安室透也很好奇,像是琴酒那種人真的會回應什麼人的喜歡嗎?還有像是白神訊這種瘋子,到底是怎麼看上琴酒的?
白神訊看着安室透的笑臉思考了半天,道:“安室君,你遭遇過我這種情況嗎?”
“沒有。”
“那你哪來的經驗和自信啊?!”
“我覺得我起碼應該比您有自信,畢竟琴酒沒有讨厭我吧?”
安室透倒是不知道,琴酒那何止是讨厭白酒。
安室透的這句話一出,白神訊最終被說服了。
坐到車上後,安室透問道:“您下次還要嘗試嗎?您的特制雞尾酒。”
“為什麼不?”白神訊看起來十分認真,“我喝着挺好的,人就是要鍛煉啊,多喝喝就不會醉了。”
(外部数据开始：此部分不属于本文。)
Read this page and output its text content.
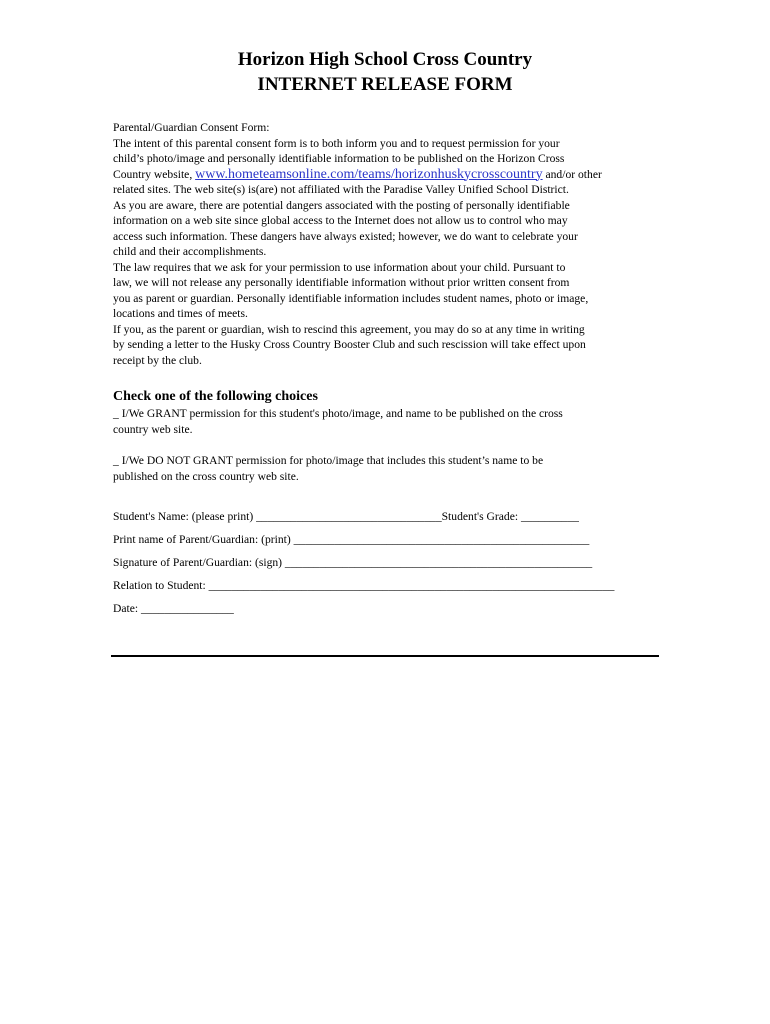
Horizon High School Cross Country
INTERNET RELEASE FORM

Parental/Guardian Consent Form:

The intent of this parental consent form is to both inform you and to request permission for your

child’s photo/image and personally identifiable information to be published on the Horizon Cross

Country website, www.hometeamsonline.com/teams/horizonhuskycrosscountry and/or other

related sites. The web site(s) is(are) not affiliated with the Paradise Valley Unified School District.

As you are aware, there are potential dangers associated with the posting of personally identifiable

information on a web site since global access to the Internet does not allow us to control who may

access such information. These dangers have always existed; however, we do want to celebrate your

child and their accomplishments.

The law requires that we ask for your permission to use information about your child. Pursuant to

law, we will not release any personally identifiable information without prior written consent from

you as parent or guardian. Personally identifiable information includes student names, photo or image,

locations and times of meets.

If you, as the parent or guardian, wish to rescind this agreement, you may do so at any time in writing

by sending a letter to the Husky Cross Country Booster Club and such rescission will take effect upon

receipt by the club.

Check one of the following choices

_ I/We GRANT permission for this student's photo/image, and name to be published on the cross

country web site.

_ I/We DO NOT GRANT permission for photo/image that includes this student’s name to be

published on the cross country web site.

Student's Name: (please print) ________________________________Student's Grade: __________

Print name of Parent/Guardian: (print) ___________________________________________________

Signature of Parent/Guardian: (sign) _____________________________________________________

Relation to Student: ______________________________________________________________________

Date: ________________
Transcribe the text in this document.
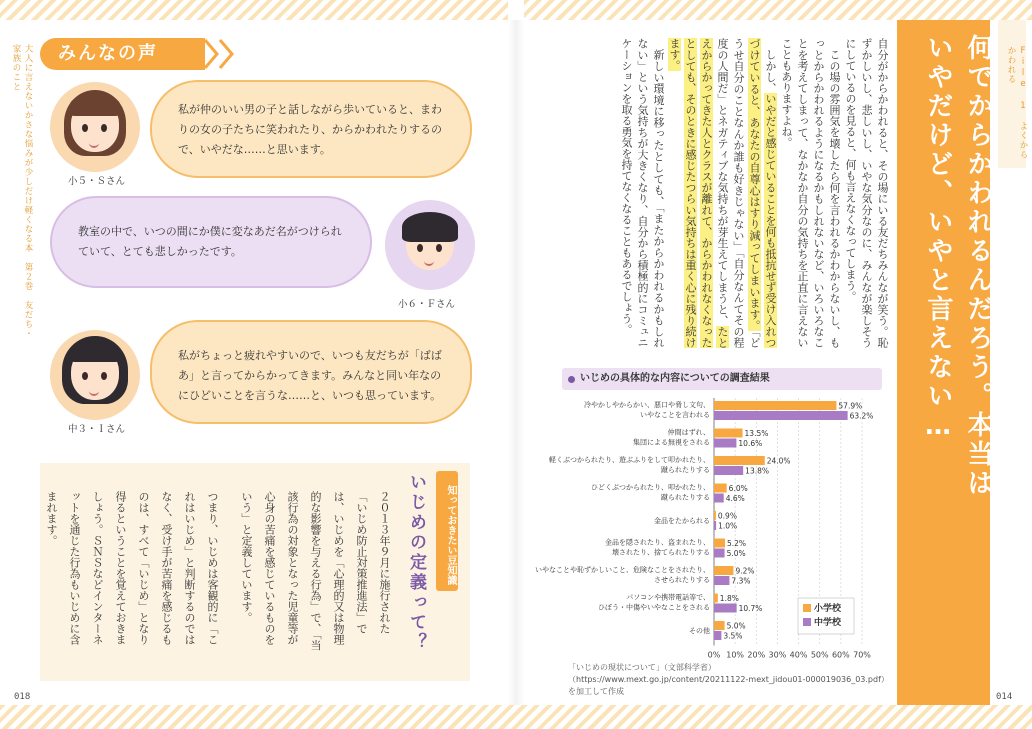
大人に言えないかさな悩みが少しだけ軽くなる本　第２巻　友だち・家族のこと	みんなの声
小５・Ｓさん
私が仲のいい男の子と話しながら歩いていると、まわりの女の子たちに笑われたり、からかわれたりするので、いやだな……と思います。
教室の中で、いつの間にか僕に変なあだ名がつけられていて、とても悲しかったです。
小６・Ｆさん
中３・Ｉさん
私がちょっと疲れやすいので、いつも友だちが「ばばあ」と言ってからかってきます。みんなと同い年なのにひどいことを言うな……と、いつも思っています。
知っておきたい豆知識
いじめの定義って？
２０１３年９月に施行された「いじめ防止対策推進法」では、いじめを「心理的又は物理的な影響を与える行為」で、「当該行為の対象となった児童等が心身の苦痛を感じているものをいう」と定義しています。
つまり、いじめは客観的に「これはいじめ」と判断するのではなく、受け手が苦痛を感じるものは、すべて「いじめ」となり得るということを覚えておきましょう。ＳＮＳなどインターネットを通じた行為もいじめに含まれます。
018
File 1　よくからかわれる
何でからかわれるんだろう。本当はいやだけど、いやと言えない…

自分がからかわれると、その場にいる友だちみんなが笑う。恥ずかしいし、悲しいし、いやな気分なのに、みんなが楽しそうにしているのを見ると、何も言えなくなってしまう。

この場の雰囲気を壊したら何を言われるかわからないし、もっとからかわれるようになるかもしれないなど、いろいろなことを考えてしまって、なかなか自分の気持ちを正直に言えないこともありますよね。

しかし、いやだと感じていることを何も抵抗せず受け入れつづけていると、あなたの自尊心はすり減ってしまいます。「どうせ自分のことなんか誰も好きじゃない」「自分なんてその程度の人間だ」とネガティブな気持ちが芽生えてしまうと、たとえからかってきた人とクラスが離れて、からかわれなくなったとしても、そのときに感じたつらい気持ちは重く心に残り続けます。

新しい環境に移ったとしても、「またからかわれるかもしれない」という気持ちが大きくなり、自分から積極的にコミュニケーションを取る勇気を持てなくなることもあるでしょう。

いじめの具体的な内容についての調査結果
0% 10% 20% 30% 40% 50% 60% 70%
冷やかしやからかい、悪口や脅し文句、
いやなことを言われる
57.9%
63.2%
仲間はずれ、
集団による無視をされる
13.5%
10.6%
軽くぶつかられたり、遊ぶふりをして叩かれたり、
蹴られたりする
24.0%
13.8%
ひどくぶつかられたり、叩かれたり、
蹴られたりする
6.0%
4.6%
金品をたかられる
0.9%
1.0%
金品を隠されたり、盗まれたり、
壊されたり、捨てられたりする
5.2%
5.0%
いやなことや恥ずかしいこと、危険なことをされたり、
させられたりする
9.2%
7.3%
パソコンや携帯電話等で、
ひぼう・中傷やいやなことをされる
1.8%
10.7%
その他
5.0%
3.5%
小学校
中学校
「いじめの現状について」（文部科学省）
（https://www.mext.go.jp/content/20211122-mext_jidou01-000019036_03.pdf）を加工して作成
014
白神訊最後讓安室透把他放在離家還有一條街的路上,打算自己慢慢走回去。
現在的日本天氣比較炎熱,但是天已經黑的差不多了,夜晚有微風襲來,倒也是個剛剛好的溫度。
白神訊有點記不清這個自己從小生活了十幾年的地方,對他來說離開數年後,這裡除了琴酒已經沒有任何熟悉的東西了,就連他住過的孤兒院都倒閉了。
他孤身一人走在路上,心道小銀也不能來陪他遛彎,不然再養條狗?可是小銀好像不會喜歡。
說到底其實還是身邊缺了一個人吧。
白神訊有時候也不知道自己亂七八糟的想些什麼,他甚至清楚,琴酒這種人别說遛彎了,連空閑的時間都不會留出來多少,根本不可能達成他的願望。
可是白神訊的選項除了琴酒不會有别人,要是有需要肯定是他為琴酒改變自己。
白神訊解決完酒吧殺人的事件後,邊完成别的任務邊等琴酒,左等又等也沒等來接下來的報複,這更讓他好奇琴酒到底打算做什麼了。